Relax, everyone. Doctoral programs across the country expand and narrow their foci all the time. A few notable examples:
— The English Department at Harvard has not allowed its students to write doctoral dissertations on Shakespeare since 1998. According to a senior faculty member there, “we had to face the fact that there’s absolutely nothing new that can be said about this man’s work. We knew it was time to flush the toilet and lower the lid on his oeuvre when one of our students proposed a thesis entitled ‘Sneezing as a Transgressive Discourse in Shakespeare’s Minor Comedies’. For the love of God, enough is enough.”
— At the University of Mississippi, dissertations on William Faulkner are now verboten. As the English Department Chair put it, “we simply got tired of students misspelling ‘Yoknapatawpha County’, Faulkner’s fictional kingdom. It’s a shame, because the final Faulkner dissertation we approved in 2018 was an excellent piece of scholarship: ‘Unacknowledged Influences of Wakanda on Faulkner’s Early Work: Oversight, Racism, or Both?’.”
— Dissertations on Iraq and Iran are no longer permitted in the Political Science Department at Duke University. “Students were constantly getting the two countries mixed up,” says a professor who wished to remain anonymous. “Admittedly, part of the problem was the notoriously loose supervision provided by our doctoral faculty. Students could proceed down the wrong path with their proposal drafts for months before being informed of their error. But, ultimately, it’s the student who has to take ownership of such a mistake. We have been unsuccessful in getting tenured professors to monitor their advisees more closely.”

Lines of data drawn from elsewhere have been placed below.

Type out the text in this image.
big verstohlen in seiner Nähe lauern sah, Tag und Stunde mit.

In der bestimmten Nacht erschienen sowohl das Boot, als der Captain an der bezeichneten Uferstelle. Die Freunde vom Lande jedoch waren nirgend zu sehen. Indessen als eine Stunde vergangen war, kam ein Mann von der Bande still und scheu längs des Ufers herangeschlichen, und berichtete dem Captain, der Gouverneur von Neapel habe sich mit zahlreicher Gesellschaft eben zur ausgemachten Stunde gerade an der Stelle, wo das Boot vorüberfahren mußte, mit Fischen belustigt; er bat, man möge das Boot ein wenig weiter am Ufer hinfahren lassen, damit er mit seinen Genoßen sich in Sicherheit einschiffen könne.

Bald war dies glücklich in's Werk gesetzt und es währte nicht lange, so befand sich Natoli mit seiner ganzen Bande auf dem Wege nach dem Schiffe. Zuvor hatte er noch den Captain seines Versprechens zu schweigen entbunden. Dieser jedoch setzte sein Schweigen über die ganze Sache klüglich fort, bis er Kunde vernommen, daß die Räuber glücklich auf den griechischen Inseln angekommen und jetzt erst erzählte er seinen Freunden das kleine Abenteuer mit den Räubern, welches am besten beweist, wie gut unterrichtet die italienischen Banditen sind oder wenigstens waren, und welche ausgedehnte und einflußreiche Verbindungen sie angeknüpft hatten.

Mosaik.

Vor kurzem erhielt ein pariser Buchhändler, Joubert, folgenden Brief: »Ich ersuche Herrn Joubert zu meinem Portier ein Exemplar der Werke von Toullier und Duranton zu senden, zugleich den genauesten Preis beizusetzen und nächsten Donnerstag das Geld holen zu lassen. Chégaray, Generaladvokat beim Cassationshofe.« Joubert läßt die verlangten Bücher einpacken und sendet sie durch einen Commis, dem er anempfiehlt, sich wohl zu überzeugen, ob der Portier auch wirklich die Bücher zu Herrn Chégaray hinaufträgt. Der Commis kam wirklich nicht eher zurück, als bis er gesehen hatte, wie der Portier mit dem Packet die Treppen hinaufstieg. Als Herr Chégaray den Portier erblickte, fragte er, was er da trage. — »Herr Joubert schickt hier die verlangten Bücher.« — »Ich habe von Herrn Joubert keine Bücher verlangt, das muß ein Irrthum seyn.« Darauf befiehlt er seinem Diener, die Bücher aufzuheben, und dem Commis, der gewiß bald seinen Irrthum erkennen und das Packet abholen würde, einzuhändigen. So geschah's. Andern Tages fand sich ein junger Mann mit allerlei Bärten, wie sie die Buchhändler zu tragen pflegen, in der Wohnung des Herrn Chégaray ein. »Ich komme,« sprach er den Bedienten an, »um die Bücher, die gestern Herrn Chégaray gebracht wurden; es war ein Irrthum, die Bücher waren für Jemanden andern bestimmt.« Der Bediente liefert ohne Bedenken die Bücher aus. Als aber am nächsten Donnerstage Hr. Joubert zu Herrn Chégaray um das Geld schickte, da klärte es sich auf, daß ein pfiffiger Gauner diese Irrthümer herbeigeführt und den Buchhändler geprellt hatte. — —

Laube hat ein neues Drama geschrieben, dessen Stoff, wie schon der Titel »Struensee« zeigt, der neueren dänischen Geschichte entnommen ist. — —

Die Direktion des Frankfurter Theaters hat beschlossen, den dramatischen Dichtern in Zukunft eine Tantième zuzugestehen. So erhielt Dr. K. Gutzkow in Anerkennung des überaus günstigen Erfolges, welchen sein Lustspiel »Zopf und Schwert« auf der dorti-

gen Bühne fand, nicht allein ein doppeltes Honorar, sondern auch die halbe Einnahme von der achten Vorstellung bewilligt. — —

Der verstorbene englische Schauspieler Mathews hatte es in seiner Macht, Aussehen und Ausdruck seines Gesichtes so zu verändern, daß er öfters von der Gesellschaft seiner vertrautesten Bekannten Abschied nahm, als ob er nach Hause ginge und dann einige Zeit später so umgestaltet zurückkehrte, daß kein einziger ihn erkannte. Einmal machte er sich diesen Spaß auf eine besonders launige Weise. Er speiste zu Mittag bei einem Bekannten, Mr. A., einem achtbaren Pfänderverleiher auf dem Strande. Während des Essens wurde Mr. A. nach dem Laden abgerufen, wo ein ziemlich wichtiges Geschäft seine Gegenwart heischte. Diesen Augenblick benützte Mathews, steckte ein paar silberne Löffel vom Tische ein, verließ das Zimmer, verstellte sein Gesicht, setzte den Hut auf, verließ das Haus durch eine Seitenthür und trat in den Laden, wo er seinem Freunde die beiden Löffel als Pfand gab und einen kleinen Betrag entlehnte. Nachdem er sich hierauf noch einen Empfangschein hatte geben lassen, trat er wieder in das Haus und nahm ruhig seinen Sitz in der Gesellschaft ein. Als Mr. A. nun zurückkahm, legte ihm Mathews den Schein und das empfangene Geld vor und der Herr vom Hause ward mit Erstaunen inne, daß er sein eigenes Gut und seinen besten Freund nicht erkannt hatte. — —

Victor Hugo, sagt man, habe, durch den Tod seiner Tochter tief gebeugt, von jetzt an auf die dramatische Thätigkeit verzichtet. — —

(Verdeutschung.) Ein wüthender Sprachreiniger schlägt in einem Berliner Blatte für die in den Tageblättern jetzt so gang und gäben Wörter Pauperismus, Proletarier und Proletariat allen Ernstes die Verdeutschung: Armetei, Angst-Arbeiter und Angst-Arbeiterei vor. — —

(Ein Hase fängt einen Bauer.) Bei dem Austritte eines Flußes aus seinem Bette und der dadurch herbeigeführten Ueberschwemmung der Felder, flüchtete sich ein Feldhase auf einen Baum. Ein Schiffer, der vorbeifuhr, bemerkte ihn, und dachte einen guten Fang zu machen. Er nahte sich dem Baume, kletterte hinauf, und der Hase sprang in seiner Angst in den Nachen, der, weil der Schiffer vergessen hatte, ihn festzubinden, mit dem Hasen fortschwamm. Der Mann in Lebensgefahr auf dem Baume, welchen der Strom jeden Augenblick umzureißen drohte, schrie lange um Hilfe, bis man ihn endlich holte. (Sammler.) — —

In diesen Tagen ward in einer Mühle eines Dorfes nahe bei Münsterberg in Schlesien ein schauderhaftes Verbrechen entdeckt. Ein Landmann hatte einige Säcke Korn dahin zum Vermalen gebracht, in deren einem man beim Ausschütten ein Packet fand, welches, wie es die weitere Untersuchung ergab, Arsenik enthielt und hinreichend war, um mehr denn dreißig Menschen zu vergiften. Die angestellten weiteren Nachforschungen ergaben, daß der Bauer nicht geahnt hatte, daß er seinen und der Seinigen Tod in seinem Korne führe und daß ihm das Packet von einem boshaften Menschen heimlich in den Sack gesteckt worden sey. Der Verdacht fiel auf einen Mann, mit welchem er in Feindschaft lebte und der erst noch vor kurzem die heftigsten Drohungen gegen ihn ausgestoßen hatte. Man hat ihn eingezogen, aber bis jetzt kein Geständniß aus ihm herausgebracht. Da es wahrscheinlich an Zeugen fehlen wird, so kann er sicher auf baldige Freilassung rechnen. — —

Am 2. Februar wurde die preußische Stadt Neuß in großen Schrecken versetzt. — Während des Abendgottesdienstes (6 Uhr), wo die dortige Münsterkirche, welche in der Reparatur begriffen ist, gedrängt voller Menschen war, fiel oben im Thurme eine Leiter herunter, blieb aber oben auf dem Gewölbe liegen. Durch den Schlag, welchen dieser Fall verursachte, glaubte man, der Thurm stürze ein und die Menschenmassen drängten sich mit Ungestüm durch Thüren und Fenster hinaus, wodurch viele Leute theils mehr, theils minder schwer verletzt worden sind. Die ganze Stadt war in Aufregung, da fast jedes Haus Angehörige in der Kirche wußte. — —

— Finally, there is the Chemistry Department at UCLA, which in 1991 began to require that all doctoral theses focus on hydrogen, and no other element. In the words of the Department Chair, “hydrogen is the workhorse of our universe. It’s the most abundant chemical substance by a large margin. Literally, it’s Element #1. We need to find out everything there is to know about this baby! A couple of years ago, a student came up to me and wanted to write her dissertation on terbium. Seriously? TERBIUM??? Terbium is the 90-pound weakling of the elements. I threw her out of my office. Someone told me later that she ended up transferring to the Art History master’s program. I hope that worked out for her.”
Stay strong, Chicago. The trolls will soon find another target to torment — probably Texas A&M University, which plans to offer Esports as its only undergraduate major beginning in Fall 2021.